Should you have a mortgaged property, unsecured creditors will definitely not dismiss this reality. They will give consideration to the recent market value of the property and the amount of money you presently must pay back to your mortgage provider. You will be asked to supply a up to date, true and honest market value of the property. You will also be asked to acquire from your mortgage supplier a existing mortgage redemption statement, displaying the entire cost of clearing your mortgage, including any early redemption penalty which could apply. By means of these two pieces of information, your creditors can swiftly check if there is any realisable equity in the property. If there is realisable equity therein, your unsecured lenders may, by means of adjustment to your proposals, require you to re-mortgage your property during the life of the IVA and bring in some or even all of any released equity into your IVA for their advantage.

A properly constructed IVA proposal will already incorporate a provision for re-mortgaging the property and furnishing equity to lenders. However, it may well be that re-mortgaging is not an route for you quite simply mainly because no mortgage company will take you on due to your unfavorable credit history. Then again, you may find that to re-mortgage the property, you might have to pay prime home loan rates for the same reason.

Even if there is virtually no equity in the property, unsecured lenders may examine the level of the monthly home loan repayments.
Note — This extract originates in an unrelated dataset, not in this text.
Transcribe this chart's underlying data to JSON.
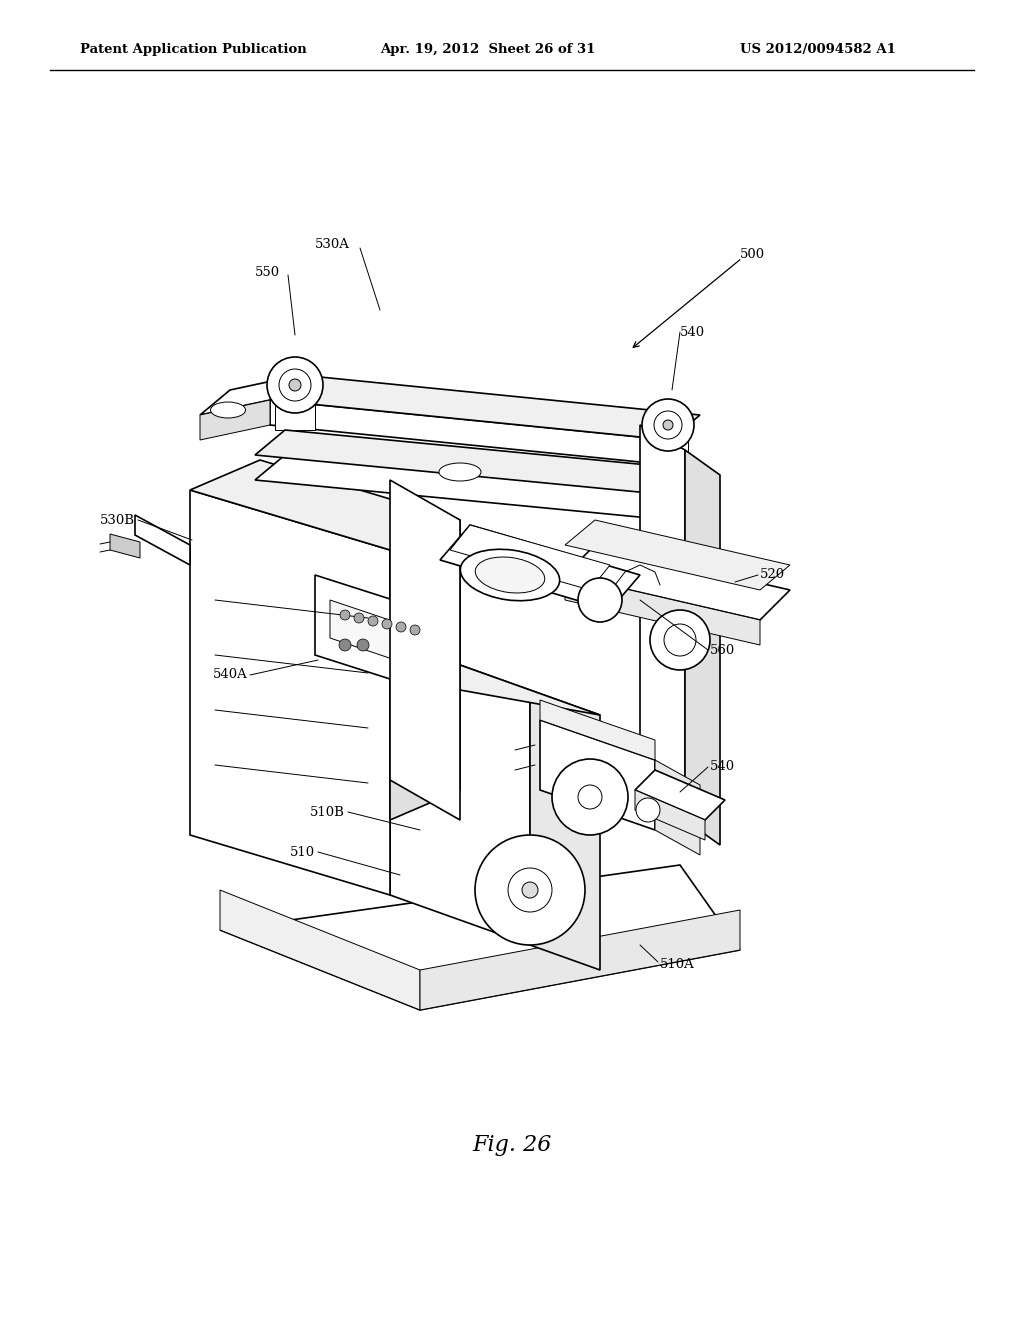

If they are significant, creditors may suggest a amendment that you dispose of the property and relocate to rental accommodation, thus making it possible for you to elevate your monthly contributions to your IVA. As a yardstick, mortgage payments that go beyond 40% of net family income would normally be deemed to be disproportionate. Clearly if the cost of rental accommodation is significantly cheaper than your monthly mortgage payments, then it is not surprising that unsecured creditors would propose such a modification.

In recent years, property values have dipped sharply, and many people find that their property is in negative equity. This simply means that the cost of redemption of their mortgage is greater (sometimes substantially greater) than the current market value of the property. If forced to sell, the shortfall due to the mortgage provider now becomes a further unsecured liability and so would rank for dividend with the other unsecured creditors, thus depressing the dividend in an IVA.

Don’t forget that your partner or spouse may have an equitable interest in your property. In numerous scenarios that interest is 50% of the equity. Your family members may also have legal rights of residence in the home which could quite possibly make a enforced sale complicated for lenders, at the very least. In conclusion then, an IVA can indeed influence your mortgage but the good news is that in most circumstances, debtors will probably not ‘lose’ their home in an IVA.

If you are considering entering into an IVA and are concerned that it might affect your mortgage, you should initially consult with an Insolvency Practitioner, otherwise known as an IP, for advice. A reputable IP will look at all of your financial circumstances. You should incur no costs in obtaining this advice. Your IP will go on to advise you on all of the options open to you including entering into an Individual Voluntary Arrangement (IVA). That is not the only option. You might consider entering into a Debt Management Plan or even petitioning for your own Bankruptcy. There may be other options available as well. You can choose the best option for yourself in the light of the advice provided by the IP.

Looking for legitimate debt help ? Get inside information on how and where to find the best now in our guide to all you need to know about Debt management plans.